Brigitte Macron błysnęła chudymi łydkami na oficjalnym spotkaniu. Co się stało z jej boskimi nogami?!
Ostatnimi czasy francuska Pierwsza Dama, Brigitte Macron, niespodziewanie zniknęła z pierwszych stron gazet i portali plotkarskich. Jeszcze kilka miesięcy temu było jej tam pełno, głównie przez wizytę pary prezydenckiej u Donalda Trumpa i Melanii Trump w Waszyngtonie, ale później - jak kamień w wodę. Francuska para prezydencka przestała pojawiać się razem na salonach aż do 9 października, gdy podejmowali u siebie parę prezydencką z Chile. Wygląd Pierwszej Damy Francji jest nieco niepokojący.
09.10.2018 16:00
Oczywiście jak zwykle ubrała się ze smakiem i klasą, z czego słynie na całym świecie. Brigitte doskonale wie jak podkreślać atuty swojej sylwetki i urody, a modowe wpadki są jej tak znajome, jak księżnej Kate, która uchodzi za modową boginię w kwestiach elegancji. Pierwsza Dama miała na sobie granatową sukienkę z jasnym kołnierzykiem i szpilki dobrane pod kolor kreacji, które dodawały jej smukłej sylwetce dodatkowych centymetrów.
Kreacja kończyła się w okolicach kolan i odsłaniała łydki Brigitte, która lubi chwalić się nogami.

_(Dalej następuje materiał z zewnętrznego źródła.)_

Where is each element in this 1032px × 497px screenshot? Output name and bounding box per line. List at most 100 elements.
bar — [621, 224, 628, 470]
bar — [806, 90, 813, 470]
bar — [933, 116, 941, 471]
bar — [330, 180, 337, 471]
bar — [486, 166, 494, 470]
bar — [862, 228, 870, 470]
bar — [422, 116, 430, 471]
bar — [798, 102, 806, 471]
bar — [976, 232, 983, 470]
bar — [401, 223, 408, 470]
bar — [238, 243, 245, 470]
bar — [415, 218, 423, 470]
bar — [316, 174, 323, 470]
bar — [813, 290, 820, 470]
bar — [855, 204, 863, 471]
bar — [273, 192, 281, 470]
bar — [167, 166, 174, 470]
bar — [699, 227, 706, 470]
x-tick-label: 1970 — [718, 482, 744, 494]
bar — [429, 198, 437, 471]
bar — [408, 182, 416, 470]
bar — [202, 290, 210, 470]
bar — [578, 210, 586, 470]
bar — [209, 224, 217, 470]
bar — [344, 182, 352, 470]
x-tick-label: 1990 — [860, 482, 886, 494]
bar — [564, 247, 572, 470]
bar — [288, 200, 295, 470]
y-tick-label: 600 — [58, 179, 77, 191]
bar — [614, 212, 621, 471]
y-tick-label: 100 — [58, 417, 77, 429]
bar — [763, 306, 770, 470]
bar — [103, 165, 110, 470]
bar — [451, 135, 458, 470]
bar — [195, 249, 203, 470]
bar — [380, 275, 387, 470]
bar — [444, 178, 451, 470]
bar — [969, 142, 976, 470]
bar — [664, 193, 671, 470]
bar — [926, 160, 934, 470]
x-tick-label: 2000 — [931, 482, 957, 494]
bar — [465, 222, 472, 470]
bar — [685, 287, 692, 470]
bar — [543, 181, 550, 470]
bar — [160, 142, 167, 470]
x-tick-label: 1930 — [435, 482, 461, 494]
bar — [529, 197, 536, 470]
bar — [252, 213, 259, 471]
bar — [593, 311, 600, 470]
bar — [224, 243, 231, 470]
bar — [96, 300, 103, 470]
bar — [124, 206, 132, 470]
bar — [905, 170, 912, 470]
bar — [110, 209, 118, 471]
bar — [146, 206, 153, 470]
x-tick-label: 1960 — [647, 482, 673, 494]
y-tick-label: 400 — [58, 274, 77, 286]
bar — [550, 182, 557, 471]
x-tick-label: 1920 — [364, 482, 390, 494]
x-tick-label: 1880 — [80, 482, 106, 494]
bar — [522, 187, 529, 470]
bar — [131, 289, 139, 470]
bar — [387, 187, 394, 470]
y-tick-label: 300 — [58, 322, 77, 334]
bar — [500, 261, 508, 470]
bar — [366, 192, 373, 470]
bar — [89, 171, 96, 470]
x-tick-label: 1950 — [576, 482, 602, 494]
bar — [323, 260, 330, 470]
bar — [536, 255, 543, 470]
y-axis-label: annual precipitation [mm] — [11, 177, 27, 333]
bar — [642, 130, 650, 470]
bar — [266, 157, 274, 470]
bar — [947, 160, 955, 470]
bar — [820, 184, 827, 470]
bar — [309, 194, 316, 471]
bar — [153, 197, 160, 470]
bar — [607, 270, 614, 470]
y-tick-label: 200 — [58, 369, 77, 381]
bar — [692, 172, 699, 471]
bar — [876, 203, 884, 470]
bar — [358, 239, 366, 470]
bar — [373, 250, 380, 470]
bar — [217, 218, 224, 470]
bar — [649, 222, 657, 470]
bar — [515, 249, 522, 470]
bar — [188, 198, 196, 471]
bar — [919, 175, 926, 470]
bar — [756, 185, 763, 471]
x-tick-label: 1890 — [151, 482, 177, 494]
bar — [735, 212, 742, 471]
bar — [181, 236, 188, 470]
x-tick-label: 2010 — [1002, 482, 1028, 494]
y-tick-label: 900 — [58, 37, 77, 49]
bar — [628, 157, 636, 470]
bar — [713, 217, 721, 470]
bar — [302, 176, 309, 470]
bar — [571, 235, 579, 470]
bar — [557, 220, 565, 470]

Tym razem jednak coś poszło bardzo nie tak, bo zgrabne nogi Pierwszej Damy nie wyglądają już tak, jak dotychczas. Choć jej stylizację spinała zgrabnie prosta fryzurka i delikatny makijaż, nieco zbyt szczupłe łydki wzbudziły niepokój w fanach Macron.
Myślicie, że schudła zbyt mocno?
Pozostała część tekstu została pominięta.